Carolina se incorporó.

—No, si me gusta que sigas mis consejos, faltaría más. A saber dónde habrías ido a parar tú sin ellos.

—No seas fantasma. Hablo en serio.

—Ningún problema. Yo entiendo muy bien que dos son compañía y tres, multitud. Pero ahora que podemos ser cuatro...

—¿Cómo que cuatro?

—Bueno —Carolina se miró las uñas de la mano derecha llena de afectación—, como anoche la nena se ligó a Quiquito.

—¿Te has ligado a Quique?

—Pse.

—¿A Quique Puig?

—No, si te parece será a Quique Martínez —la miró con horror—. ¡Pues claro que es Quique Puig, tía!

—¡Guau! —dijo Montse plegando los labios en señal de admiración—. Qué
puntazo
.
 

—Pero no es nada serio como lo tuyo, no vayas a creer —le quitó importancia Carolina.
 

—¡Anda ya, mujer fatal! —la empujó Montse—. ¡Mira que eres fantasma!
 

—¡Uuuuh! —la asustó.
 

—Cuenta, ¿cómo fue? ¡Va!
 

—Nada importante, en serio. Coincidimos en la cafetería, en el lugar adecuado y el momento adecuado. Nos pusimos a hablar, quedamos para después y, ya sabes: «que si me has gustado siempre», «ah, pues yo creía que tú...», «y mira qué bien», y esto y aquello y lo de más allá... Al final un besito y a ver qué pasa.
 

—¡Jo! —Montse la miró con admiración.
 

—Venga, pasa de mí. ¿Y tú qué?
 

—¿Yo?
 

—Tres días sin verte, después de que lo devolvieras al pueblo, son muchos días.
Así que cuenta.
 

—Pues no hay mucho que contar.
 

—Pero... —Carolina hizo un gesto de ambiguo misterio, oscilando y moviendo al mismo tiempo la cabeza y ambas manos, así como los dedos.
 

—Nada, en serio —se encogió de hombros Montse—. Paseamos, hablamos, nos miramos, nos besamos...
 

—Retrato de una pareja feliz —bautizó la estampa Carolina remarcando cada palabra en el aire.
 

—Pues sí.
 

—¿Te ha explicado algo más?
 

—No, nada.
 

—¿Le has preguntado?
 

—No.
 

—¡Pues sí que...!
 

—Quiero darle tiempo, en serio —se justificó ella—. Todo esto nos ha cogido desprevenidos y ahora tenemos algo maravilloso que no queremos perder.
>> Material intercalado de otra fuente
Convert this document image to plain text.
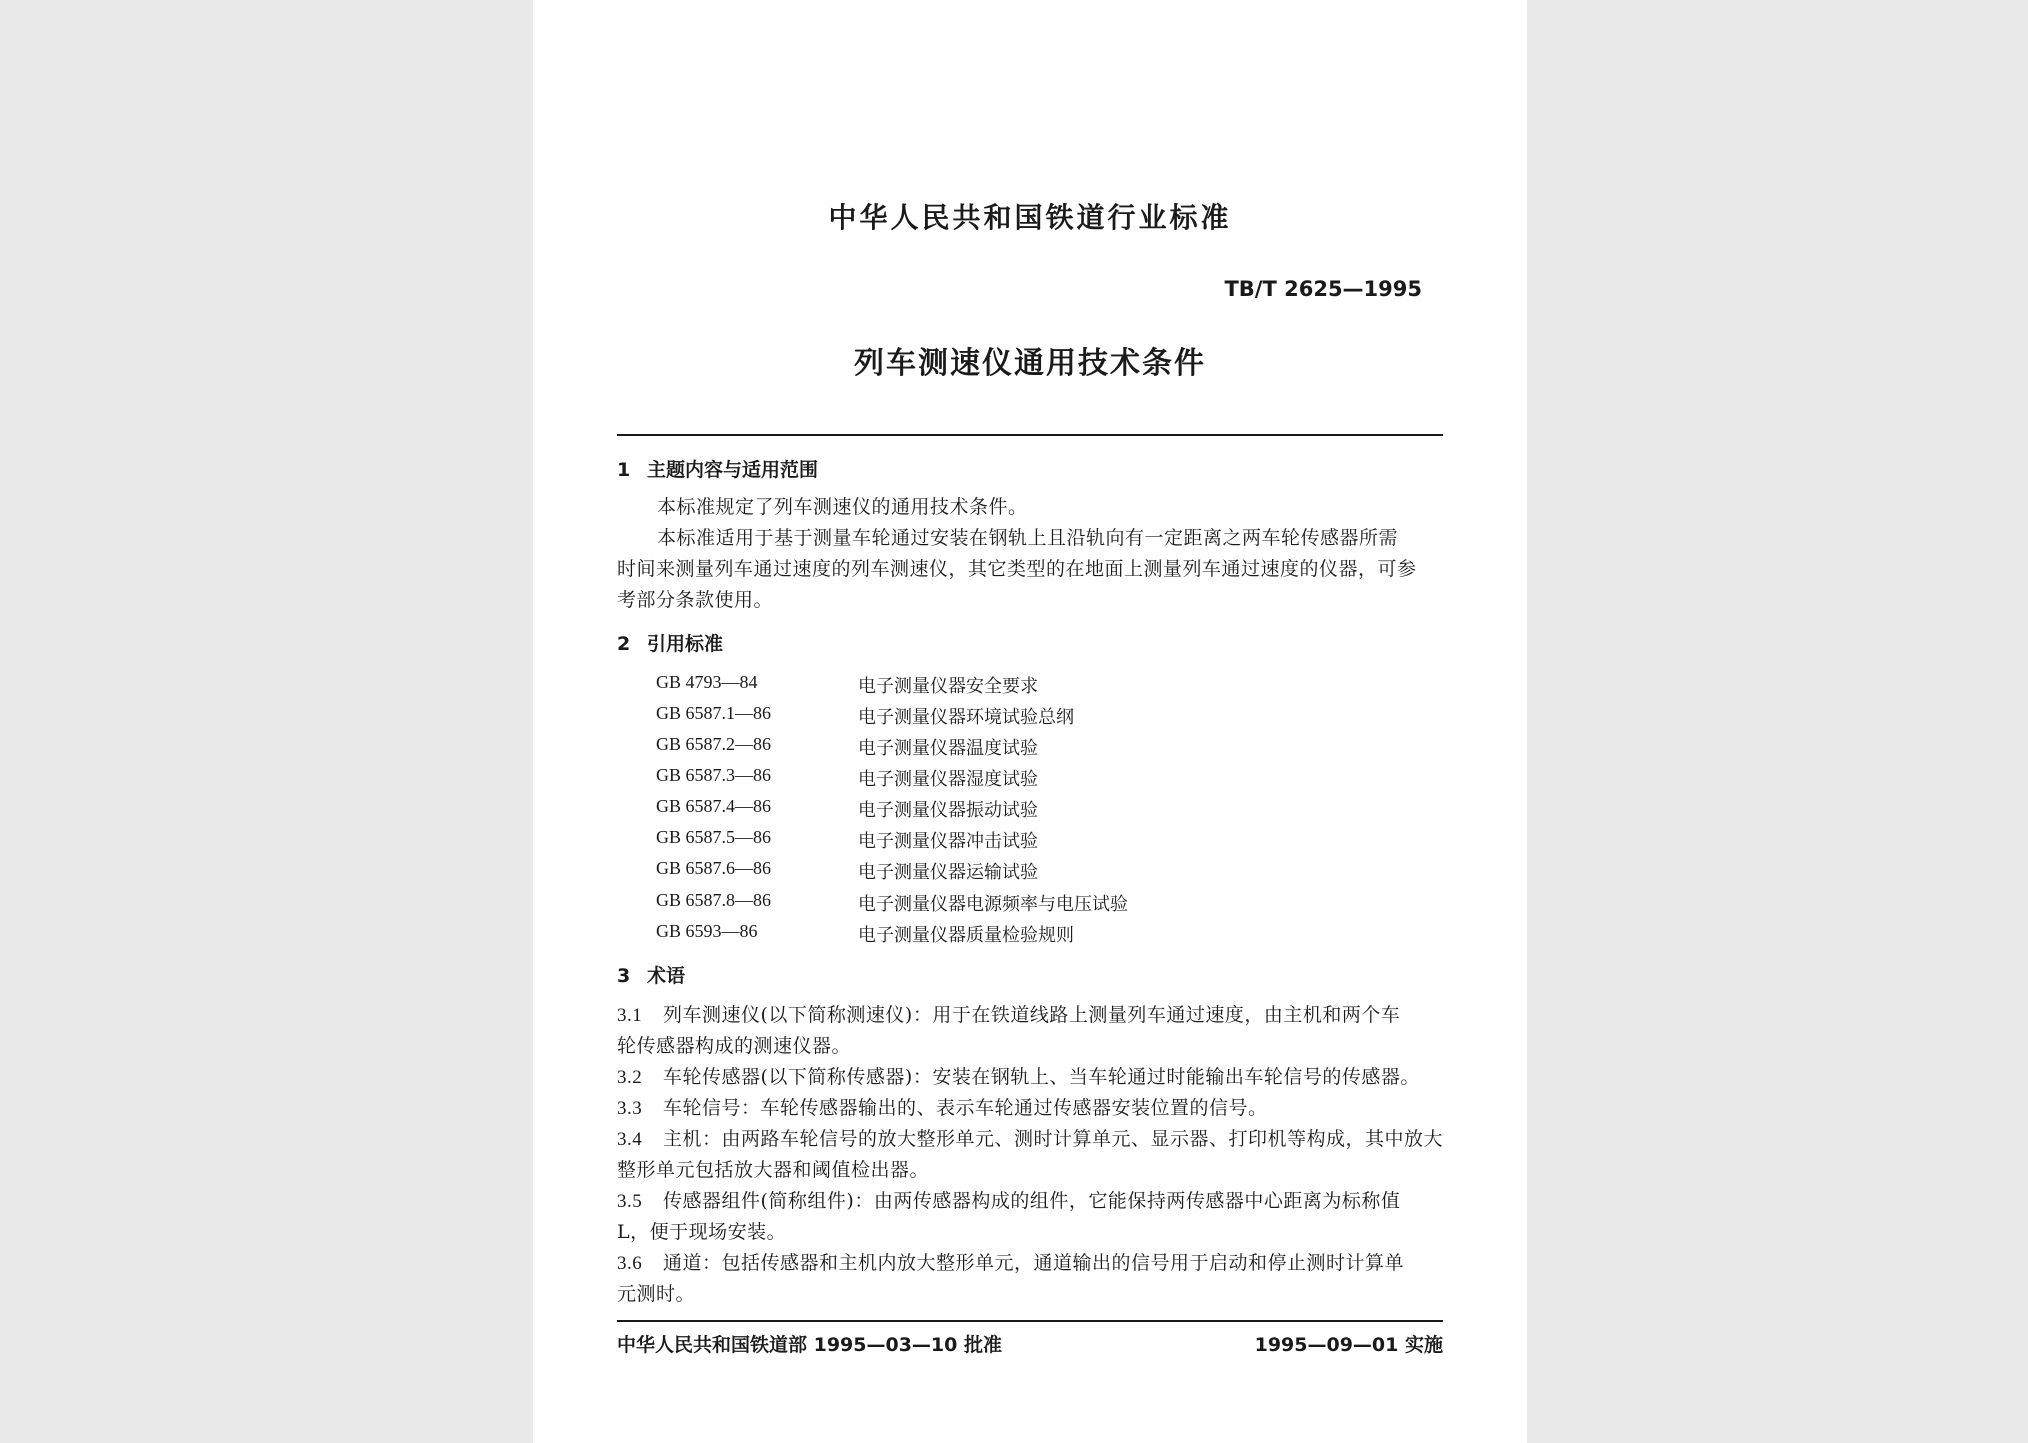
中华人民共和国铁道行业标准
TB/T 2625—1995
列车测速仪通用技术条件
1 主题内容与适用范围
本标准规定了列车测速仪的通用技术条件。
本标准适用于基于测量车轮通过安装在钢轨上且沿轨向有一定距离之两车轮传感器所需
时间来测量列车通过速度的列车测速仪，其它类型的在地面上测量列车通过速度的仪器，可参
考部分条款使用。
2 引用标准
GB 4793—84	电子测量仪器安全要求
GB 6587.1—86	电子测量仪器环境试验总纲
GB 6587.2—86	电子测量仪器温度试验
GB 6587.3—86	电子测量仪器湿度试验
GB 6587.4—86	电子测量仪器振动试验
GB 6587.5—86	电子测量仪器冲击试验
GB 6587.6—86	电子测量仪器运输试验
GB 6587.8—86	电子测量仪器电源频率与电压试验
GB 6593—86	电子测量仪器质量检验规则
3 术语
3.1 列车测速仪(以下简称测速仪)：用于在铁道线路上测量列车通过速度，由主机和两个车
轮传感器构成的测速仪器。
3.2 车轮传感器(以下简称传感器)：安装在钢轨上、当车轮通过时能输出车轮信号的传感器。
3.3 车轮信号：车轮传感器输出的、表示车轮通过传感器安装位置的信号。
3.4 主机：由两路车轮信号的放大整形单元、测时计算单元、显示器、打印机等构成，其中放大
整形单元包括放大器和阈值检出器。
3.5 传感器组件(简称组件)：由两传感器构成的组件，它能保持两传感器中心距离为标称值
L，便于现场安装。
3.6 通道：包括传感器和主机内放大整形单元，通道输出的信号用于启动和停止测时计算单
元测时。
中华人民共和国铁道部 1995—03—10 批准	1995—09—01 实施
Yo no quise confesarle lo mío porque estaba aterrorizada; ahora lo sé. Él lo entendió y no me lo ha echado en cara. Y Sergio tiene algo muy dentro de sí, algo que probablemente le hace más daño de lo que yo misma pueda imaginar. Así que no quiero forzarle a nada.
 

—¿Crees que hubo otra?
 

—Es probable —reconoció valientemente Montse.
 

—Y le hizo polvo.
 

—Es probable —repitió por segunda vez.
 

—Así que huyó de Tarragona, de su casa, dispuesto a iniciar una nueva vida, y entonces... ¡tú! —anunció de nuevo Carolina como si hablara del guión de una película.
 

—El día menos pensado me lo contará todo, lo sé. Es sólo cuestión de tiempo. Ahora lo único que queremos es estar juntos, ser felices. Dios mío, Carolina, es tan dulce, tan tierno, tan...
 

—¿Hablas de un tío o de un pastel?
 

—¡Vete a freír espárragos!, ¿quieres?
 

Carolina la abrazó riendo.
 

—Vale, vale —quiso calmarla—. Si es que me encanta, en serio. Y si pudieras ver la cara que pones...
 

—No tengo otra.
 

—Y pensar que al empezar el verano estabas más fúnebre que en un entierro —
suspiró su amiga dándole un beso de afecto en la mejilla.